As with all of my articles on this blog, I make no representations about this story except to challenge you to research it for yourself. Most of the basics are readily available on the web and a lot of the details can be found in some good medical databases like Medline, EMBASE, PubMed and WISDOM. I also used ARL, NRL and NIH resources.
This all has taken place over the past 38 months but the self treatments have been only over the past 7 months so I have a long way to go to show I will live longer, let alone, live forever, but right now I am feeling pretty good.

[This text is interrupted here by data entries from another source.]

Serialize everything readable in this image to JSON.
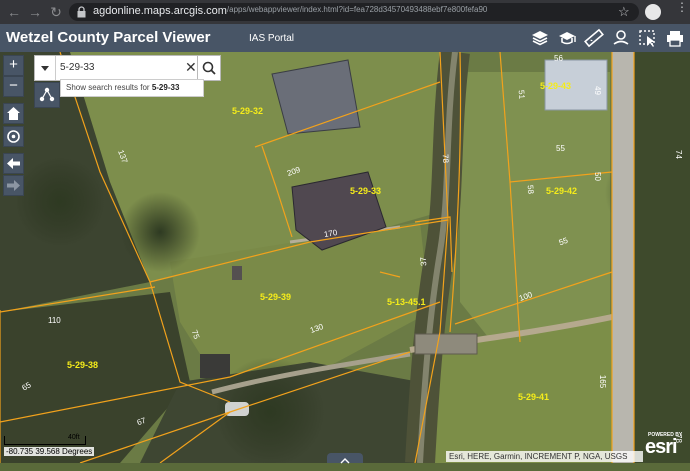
{
  "browser": {
    "url_host": "agdonline.maps.arcgis.com",
    "url_path": "/apps/webappviewer/index.html?id=fea728d34570493488ebf7e800fefa90"
  },
  "header": {
    "title": "Wetzel County Parcel Viewer",
    "subtitle": "IAS Portal",
    "icons": [
      "layers-icon",
      "basemap-gallery-icon",
      "measure-icon",
      "my-location-icon",
      "select-icon",
      "print-icon"
    ]
  },
  "search": {
    "value": "5-29-33",
    "suggestion_prefix": "Show search results for ",
    "suggestion_term": "5-29-33"
  },
  "map_controls": {
    "zoom_in": "+",
    "zoom_out": "−"
  },
  "parcels": [
    {
      "id": "5-29-32"
    },
    {
      "id": "5-29-33"
    },
    {
      "id": "5-29-43"
    },
    {
      "id": "5-29-42"
    },
    {
      "id": "5-29-39"
    },
    {
      "id": "5-13-45.1"
    },
    {
      "id": "5-29-38"
    },
    {
      "id": "5-29-41"
    }
  ],
  "dimensions": [
    "137",
    "209",
    "170",
    "78",
    "37",
    "51",
    "56",
    "49",
    "55",
    "50",
    "58",
    "55",
    "74",
    "100",
    "130",
    "110",
    "75",
    "65",
    "67",
    "165",
    "78"
  ],
  "status": {
    "coordinates": "-80.735 39.568 Degrees",
    "scale_label": "40ft",
    "attribution": "Esri, HERE, Garmin, INCREMENT P, NGA, USGS",
    "powered_by": "POWERED BY",
    "esri": "esri"
  }
}
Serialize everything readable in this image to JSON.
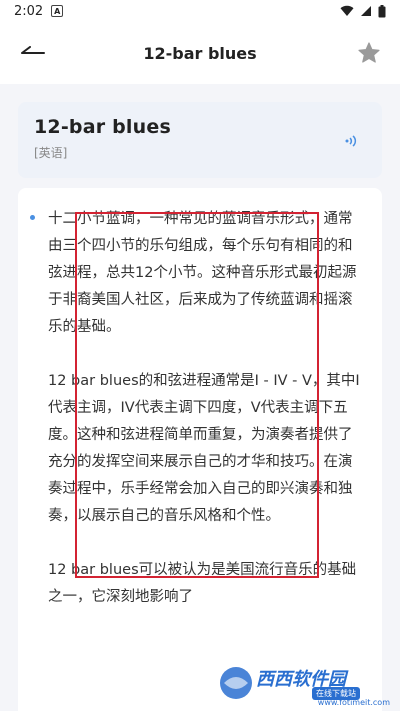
{
  "status_bar": {
    "time": "2:02",
    "notification_glyph": "A"
  },
  "app_bar": {
    "title": "12-bar blues",
    "back_icon": "back-arrow-icon",
    "favorite_icon": "star-icon"
  },
  "header_card": {
    "word": "12-bar blues",
    "language": "[英语]",
    "audio_icon": "speaker-icon"
  },
  "content": {
    "paragraphs": [
      "十二小节蓝调，一种常见的蓝调音乐形式，通常由三个四小节的乐句组成，每个乐句有相同的和弦进程，总共12个小节。这种音乐形式最初起源于非裔美国人社区，后来成为了传统蓝调和摇滚乐的基础。",
      "12 bar blues的和弦进程通常是I - IV - V，其中I代表主调，IV代表主调下四度，V代表主调下五度。这种和弦进程简单而重复，为演奏者提供了充分的发挥空间来展示自己的才华和技巧。在演奏过程中，乐手经常会加入自己的即兴演奏和独奏，以展示自己的音乐风格和个性。",
      "12 bar blues可以被认为是美国流行音乐的基础之一，它深刻地影响了"
    ]
  },
  "watermark": {
    "brand": "西西软件园",
    "sub": "在线下载站",
    "url": "www.fotimeit.com"
  },
  "colors": {
    "highlight_box": "#d32332",
    "accent": "#4a90e2"
  }
}
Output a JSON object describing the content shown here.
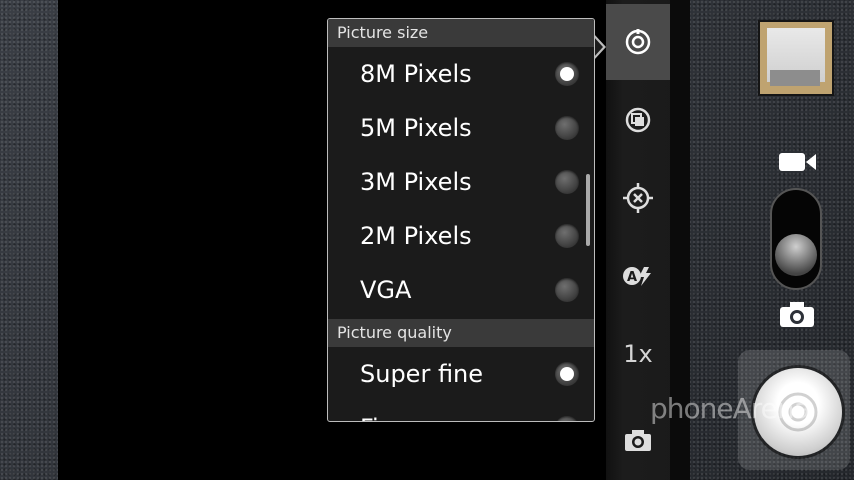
{
  "menu": {
    "sections": [
      {
        "title": "Picture size",
        "options": [
          {
            "label": "8M Pixels",
            "selected": true
          },
          {
            "label": "5M Pixels",
            "selected": false
          },
          {
            "label": "3M Pixels",
            "selected": false
          },
          {
            "label": "2M Pixels",
            "selected": false
          },
          {
            "label": "VGA",
            "selected": false
          }
        ]
      },
      {
        "title": "Picture quality",
        "options": [
          {
            "label": "Super fine",
            "selected": true
          },
          {
            "label": "Fi",
            "selected": false
          }
        ]
      }
    ]
  },
  "rail": {
    "items": [
      {
        "icon": "settings-dial-icon",
        "active": true
      },
      {
        "icon": "scene-mode-icon",
        "active": false
      },
      {
        "icon": "focus-target-icon",
        "active": false
      },
      {
        "icon": "auto-flash-icon",
        "active": false
      },
      {
        "icon": "zoom-level",
        "active": false
      },
      {
        "icon": "camera-settings-icon",
        "active": false
      }
    ],
    "zoom_label": "1x"
  },
  "mode_switch": {
    "top_icon": "video-camera-icon",
    "bottom_icon": "still-camera-icon",
    "mode": "camera"
  },
  "watermark": "phoneArena"
}
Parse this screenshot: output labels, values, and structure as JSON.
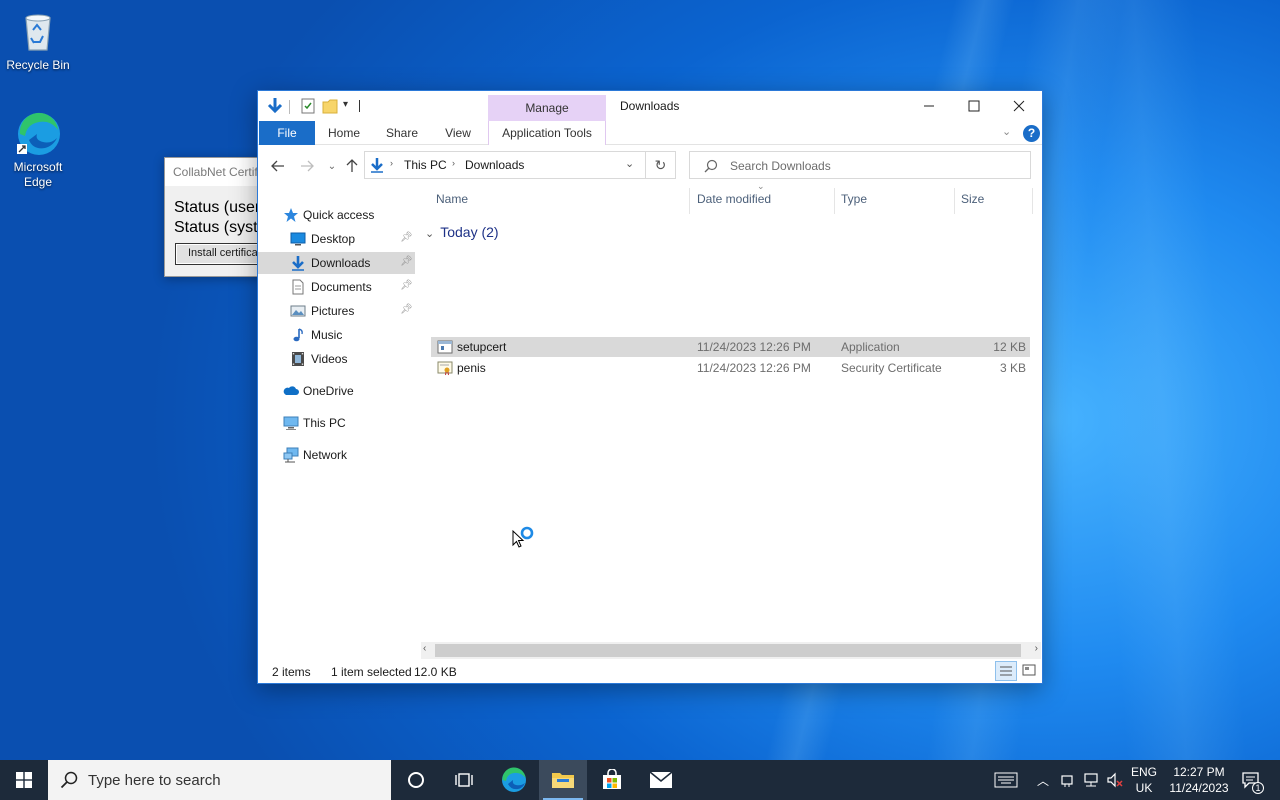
{
  "desktop": {
    "icons": [
      {
        "label": "Recycle Bin"
      },
      {
        "label": "Microsoft Edge"
      }
    ]
  },
  "collab_dialog": {
    "title": "CollabNet Certificate",
    "line1": "Status (user",
    "line2": "Status (system",
    "button": "Install certificate"
  },
  "explorer": {
    "manage_tab": "Manage",
    "title": "Downloads",
    "ribbon_tabs": [
      "File",
      "Home",
      "Share",
      "View",
      "Application Tools"
    ],
    "breadcrumb": [
      "This PC",
      "Downloads"
    ],
    "search_placeholder": "Search Downloads",
    "nav": {
      "quick_access": "Quick access",
      "items": [
        "Desktop",
        "Downloads",
        "Documents",
        "Pictures",
        "Music",
        "Videos"
      ],
      "onedrive": "OneDrive",
      "this_pc": "This PC",
      "network": "Network"
    },
    "columns": [
      "Name",
      "Date modified",
      "Type",
      "Size"
    ],
    "group": "Today (2)",
    "files": [
      {
        "name": "setupcert",
        "date": "11/24/2023 12:26 PM",
        "type": "Application",
        "size": "12 KB"
      },
      {
        "name": "penis",
        "date": "11/24/2023 12:26 PM",
        "type": "Security Certificate",
        "size": "3 KB"
      }
    ],
    "status": {
      "count": "2 items",
      "selection": "1 item selected",
      "size": "12.0 KB"
    }
  },
  "taskbar": {
    "search_placeholder": "Type here to search",
    "lang1": "ENG",
    "lang2": "UK",
    "time": "12:27 PM",
    "date": "11/24/2023",
    "notification_count": "1"
  },
  "colors": {
    "accent": "#1a6dc8",
    "manage_tab": "#e6d2f6",
    "selection": "#d9d9d9",
    "taskbar": "#1d2a3a"
  }
}
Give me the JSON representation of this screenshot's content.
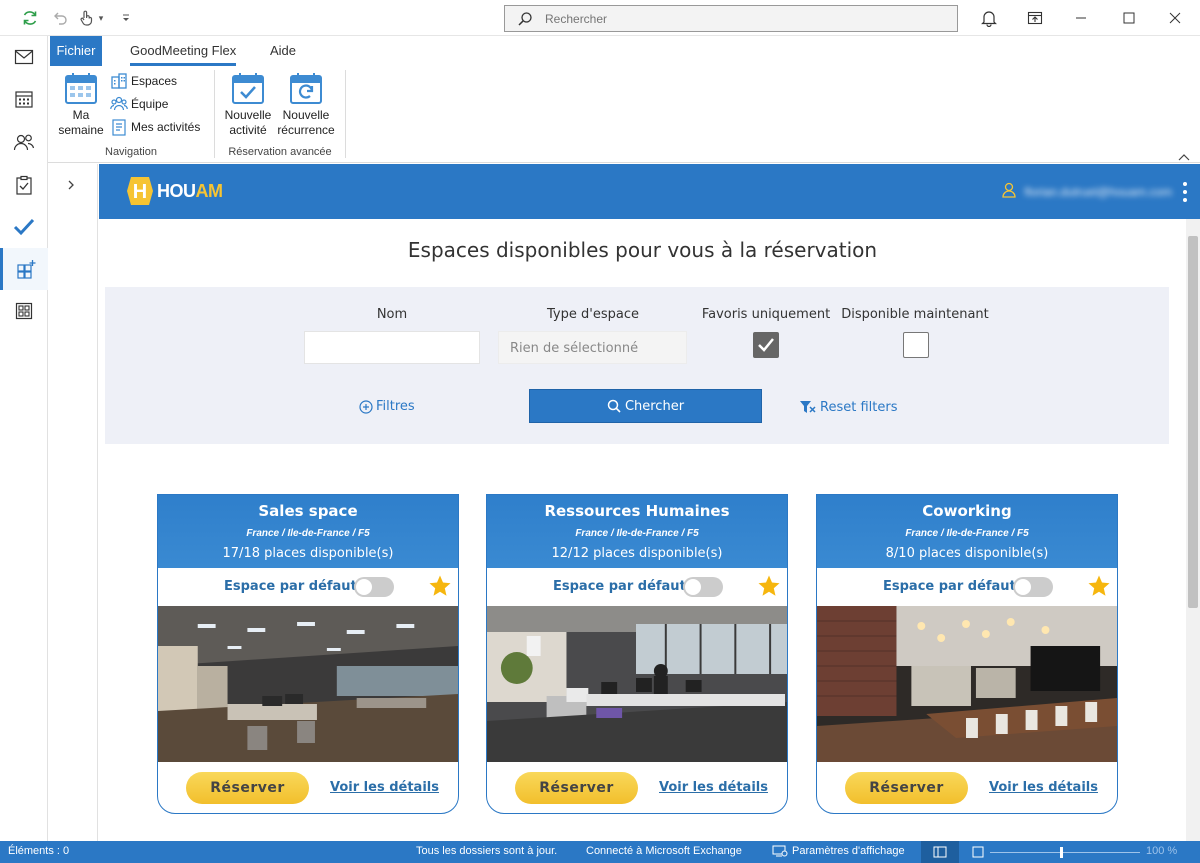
{
  "titlebar": {
    "search_placeholder": "Rechercher",
    "icons": [
      "sync-icon",
      "undo-icon",
      "touch-mode-icon",
      "customize-icon",
      "bell-icon",
      "coming-soon-icon",
      "minimize-icon",
      "maximize-icon",
      "close-icon"
    ]
  },
  "ribbon": {
    "tabs": [
      {
        "label": "Fichier"
      },
      {
        "label": "GoodMeeting Flex"
      },
      {
        "label": "Aide"
      }
    ],
    "navigation": {
      "ma_semaine": "Ma semaine",
      "ma_semaine_l1": "Ma",
      "ma_semaine_l2": "semaine",
      "espaces": "Espaces",
      "equipe": "Équipe",
      "mes_activites": "Mes activités",
      "group_label": "Navigation"
    },
    "reservation": {
      "nouvelle_activite_l1": "Nouvelle",
      "nouvelle_activite_l2": "activité",
      "nouvelle_recurrence_l1": "Nouvelle",
      "nouvelle_recurrence_l2": "récurrence",
      "group_label": "Réservation avancée"
    }
  },
  "app": {
    "logo_h": "H",
    "logo_text_a": "HOU",
    "logo_text_b": "AM",
    "user_email": "florian.dutruel@houam.com",
    "page_title": "Espaces disponibles pour vous à la réservation",
    "filters": {
      "nom_label": "Nom",
      "nom_value": "",
      "type_label": "Type d'espace",
      "type_value": "Rien de sélectionné",
      "favoris_label": "Favoris uniquement",
      "favoris_checked": true,
      "dispo_label": "Disponible maintenant",
      "dispo_checked": false,
      "filtres_link": "Filtres",
      "search_button": "Chercher",
      "reset_link": "Reset filters"
    },
    "cards": [
      {
        "title": "Sales space",
        "location": "France / Ile-de-France / F5",
        "places": "17/18 places disponible(s)",
        "default_label": "Espace par défaut",
        "default_on": false,
        "favorite": true,
        "reserve_label": "Réserver",
        "details_label": "Voir les détails"
      },
      {
        "title": "Ressources Humaines",
        "location": "France / Ile-de-France / F5",
        "places": "12/12 places disponible(s)",
        "default_label": "Espace par défaut",
        "default_on": false,
        "favorite": true,
        "reserve_label": "Réserver",
        "details_label": "Voir les détails"
      },
      {
        "title": "Coworking",
        "location": "France / Ile-de-France / F5",
        "places": "8/10 places disponible(s)",
        "default_label": "Espace par défaut",
        "default_on": false,
        "favorite": true,
        "reserve_label": "Réserver",
        "details_label": "Voir les détails"
      }
    ]
  },
  "statusbar": {
    "items": "Éléments : 0",
    "sync": "Tous les dossiers sont à jour.",
    "connection": "Connecté à Microsoft Exchange",
    "display_settings": "Paramètres d'affichage",
    "zoom": "100 %"
  },
  "colors": {
    "accent": "#2b78c5",
    "brand_yellow": "#f6c433",
    "filter_bg": "#eef0f7"
  }
}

Just so youll know, I have submitted several patent applications for various processes and methods that I have described above. In several cases, a patent already exists but thru a process called drug repositioning, I can apply for a patent for an alternative use of an existing patented drug. This is only necessary for the TTA tagging chemical and the patent on that chemical expired in 2007. I have patents in on the LLLT treatment settings that I have found to be most successful (not listed in this article) and in the optimum application of the apples to the processes I didnt exactly tell the whole story above. There are a few details that make it significantly more effective that I described above and those are the parts that are being patented. I say this just so everyone knows that any attempt to duplicate my processes will be sued by me for patent infringement. I have a lawyer that will not charge me anything unless he wins and he is convinced that he can will any such suit.
I want to also caution everyone that parts of this can be very dangerous. If you get it wrong, you can significantly enhance the growth of tumors or cancers in your body and no one can do anything to stop them. Dont mess with this.